Former U.S. Attorney Paul Charlton told House investigators this week that the top aide to Rep. Rick Renze (R-Ariz.) called his office about six weeks before Charlton was canned in USA-gate. This echoes what happened to former U.S. Attorneys John McKay and David Iglesias. When something happens twice, they can still try to say it was a coincidence. When something happens three times, it's a pattern.
A definite pattern has emerged now in the U.S. Attorney scandal. Here's what it looks like:
Republican Members of Congress call a U.S. Attorney's Office--prior to or following close elections--to ask about and pressure an ongoing federal criminal investigation, usually involving public corruption that would hurt a Democrat and/or benefit a Republican. When the Member of Congress does not get the answer he or she wants to hear, the U.S. Attorney is put on the hit list and fired.
This week, former U.S. Attorney Paul K. Charlton, one of those fired in USA-gate, told House investigators that he received a call from Rep. Rick Renzi's (R-Ariz.) chief-of-staff, Brian Murray, asking about a federal investigation into the Congressman's role in a land deal that benefited a former business partner and political patron.
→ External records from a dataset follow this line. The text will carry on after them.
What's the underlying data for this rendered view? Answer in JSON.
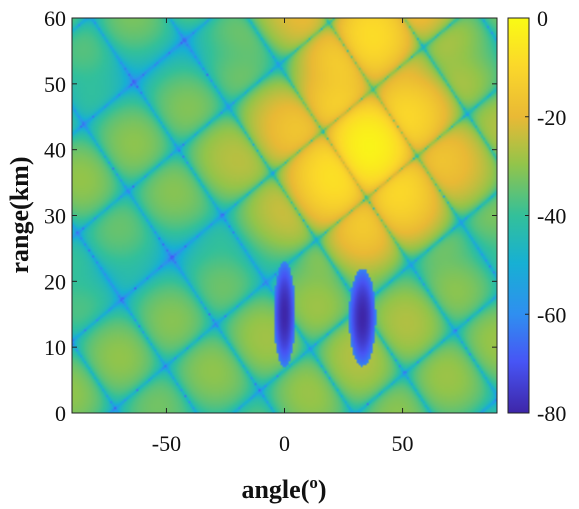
{
  "chart_data": {
    "type": "heatmap",
    "title": "",
    "xlabel": "angle(",
    "xlabel_sup": "o",
    "xlabel_close": ")",
    "ylabel": "range(km)",
    "xlim": [
      -90,
      90
    ],
    "ylim": [
      0,
      60
    ],
    "xticks": [
      -50,
      0,
      50
    ],
    "yticks": [
      0,
      10,
      20,
      30,
      40,
      50,
      60
    ],
    "colorbar": {
      "min": -80,
      "max": 0,
      "ticks": [
        0,
        -20,
        -40,
        -60,
        -80
      ],
      "colormap": "parula",
      "colors": [
        "#3e26a8",
        "#4755f5",
        "#2f8ff0",
        "#17b0d3",
        "#33c09a",
        "#93c44a",
        "#e9b935",
        "#fbd82a",
        "#f9fb14"
      ]
    },
    "features": {
      "peak": {
        "angle": 35,
        "range": 45,
        "value": 0
      },
      "nulls": [
        {
          "angle": [
            -4,
            4
          ],
          "range": [
            8,
            22
          ],
          "value": -80
        },
        {
          "angle": [
            28,
            38
          ],
          "range": [
            8,
            21
          ],
          "value": -80
        }
      ]
    }
  }
}
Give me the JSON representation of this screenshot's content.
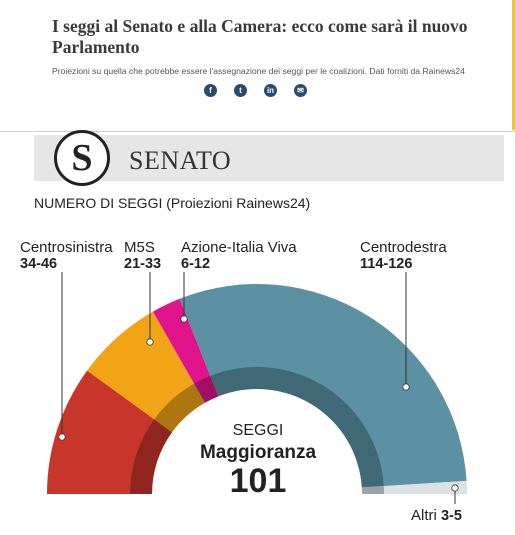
{
  "article": {
    "title": "I seggi al Senato e alla Camera: ecco come sarà il nuovo Parlamento",
    "subtitle": "Proiezioni su quella che potrebbe essere l'assegnazione dei seggi per le coalizioni. Dati forniti da Rainews24",
    "share": [
      {
        "name": "facebook-icon",
        "glyph": "f"
      },
      {
        "name": "twitter-icon",
        "glyph": "t"
      },
      {
        "name": "linkedin-icon",
        "glyph": "in"
      },
      {
        "name": "email-icon",
        "glyph": "✉"
      }
    ]
  },
  "infographic": {
    "banner_title": "SENATO",
    "logo_letter": "S",
    "section_title": "NUMERO DI SEGGI (Proiezioni Rainews24)",
    "center": {
      "label": "SEGGI",
      "majority_label": "Maggioranza",
      "majority_value": "101"
    }
  },
  "chart_data": {
    "type": "pie",
    "shape": "semicircle",
    "title": "NUMERO DI SEGGI (Proiezioni Rainews24)",
    "total_seats": 200,
    "majority": 101,
    "series": [
      {
        "name": "Centrosinistra",
        "range": "34-46",
        "value": 40,
        "color": "#c8352b"
      },
      {
        "name": "M5S",
        "range": "21-33",
        "value": 27,
        "color": "#f2a417"
      },
      {
        "name": "Azione-Italia Viva",
        "range": "6-12",
        "value": 9,
        "color": "#e0148a"
      },
      {
        "name": "Centrodestra",
        "range": "114-126",
        "value": 120,
        "color": "#5b91a3"
      },
      {
        "name": "Altri",
        "range": "3-5",
        "value": 4,
        "color": "#dde1e3"
      }
    ]
  }
}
This sounds shockingly similar to ousted U.S. Attorney John McKay's account that he received a call from Rep. Doc Hastings' (R-Wash) chief-of-staff, Ed Cassidy, asking about an investigation into voter fraud charges in Washington state's contested gubernatorial election in 2004. It also sounds a lot like former U.S. Attorney David C. Iglesias' congressional testimony that he received phone calls from Sen. Pete V. Domenici (R-N.M.) and Rep. Heather Wilson (R-N.M.) pressuring him to accelerate a probe--stemming from allegations involving construction contracts and a prominent Democratic former state senator--just before the November elections. At the time, Wilson was in a tight re-election race.
Unlike Iglesias and McKay, who Republicans tried to criticize for not reporting the improper contact, Charlton did tell Main Justice about it, which begs the question why the Justice Department did not tell Congress about this!
Firing U.S. Attorneys in order to promote partisan law enforcement by the Department of Justice, or to obstruct justice by preventing, accelerating or aborting criminal investigations of selected partisans, is not okay. Members of Congress seeking information about open, ongoing and politically-sensitive federal investigations is improper.
When something happens twice, you can still claim it was a coincidence. When it happens three times, it's a pattern.